Although you may not have much cause to do this right now, it is still recommended that you follow the tutorial to familiarise yourself with these simple back-up/restore techniques. 'Doing' is the best way to commit to memory what could potentially pop up in the exam!

Create a back-up using mysqldump

A common method of backing up a MySQL database is to use the mysqldump back-up program. This program is installed alongside MySQL, and can be invoked from the command prompt. This exercise assumes that your database is hosted on IGOR.

  • SSH into the IGOR via terminal: ssh USERNAME@doc.gold.ac.uk
  • cd into your application's sql directory (e.g. cd public_html/dnw/USERNAME_recordstore/sql)
  • Run the mysqldump program to create a back-up: mysqldump --databases DB_NAME > NAME_OF_OUTPUT_FILE.sql -p The --databases option tells the program we want it to specify the database(s) to include in the dump. Alternatively, if you want to dump all your databases, you could replace this and the database name with, --all-databases. Using either of these options will include the CREATE DATABASE and USE queries in the dump, meaning that a fresh copy of this database, with the exact same name, will be created whenever this dump file is 'restored'.
  • Open up the resulting dump file in an editor and see what it contains!

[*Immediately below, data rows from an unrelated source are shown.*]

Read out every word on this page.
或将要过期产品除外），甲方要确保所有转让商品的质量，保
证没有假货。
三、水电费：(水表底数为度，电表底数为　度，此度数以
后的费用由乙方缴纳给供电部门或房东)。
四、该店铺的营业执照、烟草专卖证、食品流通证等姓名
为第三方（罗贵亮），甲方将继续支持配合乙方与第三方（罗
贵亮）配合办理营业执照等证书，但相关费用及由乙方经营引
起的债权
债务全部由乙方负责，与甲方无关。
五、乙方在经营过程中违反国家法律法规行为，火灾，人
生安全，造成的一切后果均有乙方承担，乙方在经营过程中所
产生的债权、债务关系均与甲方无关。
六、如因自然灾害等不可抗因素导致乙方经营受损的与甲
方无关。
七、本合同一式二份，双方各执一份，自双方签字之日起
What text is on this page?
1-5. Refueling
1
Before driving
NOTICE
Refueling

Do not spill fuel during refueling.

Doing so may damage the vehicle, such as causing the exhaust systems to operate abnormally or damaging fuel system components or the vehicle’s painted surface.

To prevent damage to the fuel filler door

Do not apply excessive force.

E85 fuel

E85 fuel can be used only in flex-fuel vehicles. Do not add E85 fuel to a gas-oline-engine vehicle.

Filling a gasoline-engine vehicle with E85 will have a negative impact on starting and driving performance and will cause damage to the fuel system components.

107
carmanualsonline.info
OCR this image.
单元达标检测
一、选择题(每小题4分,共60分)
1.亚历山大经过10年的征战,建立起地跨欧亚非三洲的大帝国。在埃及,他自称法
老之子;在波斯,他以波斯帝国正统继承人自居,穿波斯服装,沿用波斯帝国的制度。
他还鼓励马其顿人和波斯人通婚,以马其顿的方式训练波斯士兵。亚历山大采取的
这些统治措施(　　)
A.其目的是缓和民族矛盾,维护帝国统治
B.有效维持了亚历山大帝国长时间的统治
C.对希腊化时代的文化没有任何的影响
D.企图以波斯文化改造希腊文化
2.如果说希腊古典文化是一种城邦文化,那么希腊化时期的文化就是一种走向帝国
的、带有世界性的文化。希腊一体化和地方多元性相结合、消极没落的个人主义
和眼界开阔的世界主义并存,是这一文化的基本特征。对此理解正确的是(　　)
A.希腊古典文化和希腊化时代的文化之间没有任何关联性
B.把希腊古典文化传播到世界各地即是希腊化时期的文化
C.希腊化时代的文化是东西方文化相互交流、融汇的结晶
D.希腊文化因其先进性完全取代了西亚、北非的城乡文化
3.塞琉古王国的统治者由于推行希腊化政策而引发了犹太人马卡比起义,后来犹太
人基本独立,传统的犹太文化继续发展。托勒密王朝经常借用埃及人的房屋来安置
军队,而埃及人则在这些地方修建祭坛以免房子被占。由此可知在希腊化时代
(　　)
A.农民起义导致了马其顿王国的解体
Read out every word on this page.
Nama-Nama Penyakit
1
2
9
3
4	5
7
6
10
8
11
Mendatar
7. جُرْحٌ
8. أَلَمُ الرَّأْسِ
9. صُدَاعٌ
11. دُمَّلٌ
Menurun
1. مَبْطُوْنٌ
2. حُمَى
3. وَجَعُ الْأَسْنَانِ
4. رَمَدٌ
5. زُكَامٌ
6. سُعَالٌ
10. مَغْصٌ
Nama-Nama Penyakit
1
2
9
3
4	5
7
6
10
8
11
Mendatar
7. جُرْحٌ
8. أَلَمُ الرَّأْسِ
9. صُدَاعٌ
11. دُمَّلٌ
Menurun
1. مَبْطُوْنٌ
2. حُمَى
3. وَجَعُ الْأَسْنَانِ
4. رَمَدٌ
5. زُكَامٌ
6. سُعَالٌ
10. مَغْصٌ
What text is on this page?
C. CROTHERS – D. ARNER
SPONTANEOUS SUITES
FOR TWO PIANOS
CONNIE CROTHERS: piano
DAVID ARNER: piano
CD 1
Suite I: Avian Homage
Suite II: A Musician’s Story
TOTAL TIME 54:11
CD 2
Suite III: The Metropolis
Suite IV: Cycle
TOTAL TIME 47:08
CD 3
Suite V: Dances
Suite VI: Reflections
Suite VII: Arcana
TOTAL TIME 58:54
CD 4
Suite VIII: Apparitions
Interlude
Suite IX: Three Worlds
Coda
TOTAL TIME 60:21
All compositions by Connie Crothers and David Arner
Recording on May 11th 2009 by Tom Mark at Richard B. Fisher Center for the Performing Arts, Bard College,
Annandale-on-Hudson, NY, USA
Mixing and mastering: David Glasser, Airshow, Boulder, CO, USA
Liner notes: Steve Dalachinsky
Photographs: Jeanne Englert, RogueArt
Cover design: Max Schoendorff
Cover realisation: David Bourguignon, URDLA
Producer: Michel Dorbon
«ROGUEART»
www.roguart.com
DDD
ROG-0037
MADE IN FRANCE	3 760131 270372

Restore a database using mysqldump

  • Swap dump files with the person next to you (you could do this by email, as your files will be small). If you haven't got someone to share with, you can use my example (under week-9 in lab exercises).
  • Make sure their dump file is saved into your sql folder on IGOR
  • Open the file and locate the CREATE DATABASE and USE statements (near the start of the file)
  • In both statements, edit the database name to be something else, something like: USERNAME_cloned_db
  • Restore their database in your own MySQL namespace: mysql -u USERNAME < THEIR_DUMP_FILE.sql -p
  • Check to see if a copy of their database has been cloned in your namespace, either via the phpMyAdmin application, or by accessing the mysql shell: mysql -u USERNAME -p From the mysql shell: SHOW DATABASES; -- To check the database was created USE USERNAME_cloned_db; -- To switch to the cloned database SHOW TABLES; -- To list the tables in the schema SELECT * FROM tbl_name; -- To browse the contents of a particular table

Back-up data in a text file

Another way to back-up or share data from your database is to output the result of a SELECT query into a text file using the OUTFILE clause. This might be useful if you want to open your data in another software, such as Excel.

Because OUTFILE attempts to write the output file to the mysql server (which you don't have the 'privilege' to do), you will not be able to execute your query from the mysql shell directly. Instead you must execute your query from the IGOR command prompt.

  • SSH into IGOR
  • Decide which of your tables you would like to output the data from, and run the following (replacing tbl_name with your chosen table name): mysql DATABASE_NAME -e "SELECT * FROM tbl_name" > text_dump.csv -p You could also include a table join in your SQL query, if you want to make it more interesting!
  • Open the resulting file in Excel. You may be prompted at the start to specify the delimiter that is used in the file (in this case, tabs).

Extension

If you managed all of that without much difficulty, you may want to consider installing a local copy of MySQL DBMS, in order for you to explore its Access Control System. Please note, this is only a suggestion - not a requirement!